Padilla, Becerra, and Martinez share at least one thing in common. They are all the children of immigrants, achieving or striving to achieve things that their parents might not have thought was possible for their family. While Becerra and Padilla have reached the end of their figurative map, they both recognize that simply getting to the other side of it isn’t enough.
“That's the beginning, that the door has been cracked open,” Becerra said. “Somebody’s got to try to hold it there, so others have an opportunity. It's as I said, I'm getting to see things that my parents never got to see over that horizon.”
In a word, Becerra says its about “ganas.” In a simple translation, it means desire. But to Becerra, there’s more to it.
“To me, it's guts, grits and game put together. And hopefully, that's one thing I bring whether it's as Secretary of Health and Human Services or as the California Attorney General in the past or as a member of Congress before. I hope what I can say is that one thing I leave is what Xaver Becerra got from his parents, and that’s ‘ganas.’”
It's a sentiment that echoes with the words that Padilla heard from his padrino, or godfather, the day after he won a seat on the LA City Council. Padilla visited his uncle, who he described as being "calm, cool and collected" when he told him something that he'd never forget.
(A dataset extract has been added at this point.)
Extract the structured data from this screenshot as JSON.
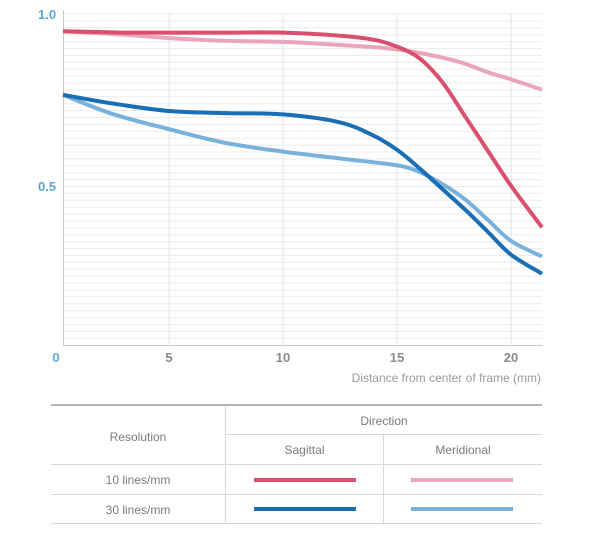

“He congratulated me but then tells me in Spanish, 'Bueno hijo, ahora, vay que complir.' Congratulations, but now you go to do the work. All the things you promised, now it’s time to deliver,’” Padilla said.
“When you're the first Latino to do something, that's an important milestone to be celebrated, like I said, but more important is what you do with that opportunity. The only way people's lives get better is if I'm able to deliver on what we set out to do,” he added.
He said that if he’s able to make the pathway a little bit clearer for others and maybe even a little bit more real for them, then that’s part of the responsibility he'll carry. Becerra likewise said that he hopes to hold the door open for more people to succeed and help others do more than what they thought possible.
And for at least one undergraduate, from the city of Turlock, they did.
“As you see several people like take charge and become leaders… you see, some of them are Latinos who shared similar stories to, personally, to myself. And I'm like, okay, it really doesn't matter where you come from, where your background is. The possibilities are endless. It's just your willingness to pursue your dream,” Martinez said.
She said that people like Becerra and Padilla are paving the way for their generation and setting up role models for college students like herself.
Padilla said this is only the first step, but the opportunity is there now. And Becerra hopes others will follow.
“Celebrate, enjoy, and understand what it means to celebrate Hispanic Heritage Month in a country that lets us all celebrate, because it does give us a chance to dream and look over that horizon,” Becerra said.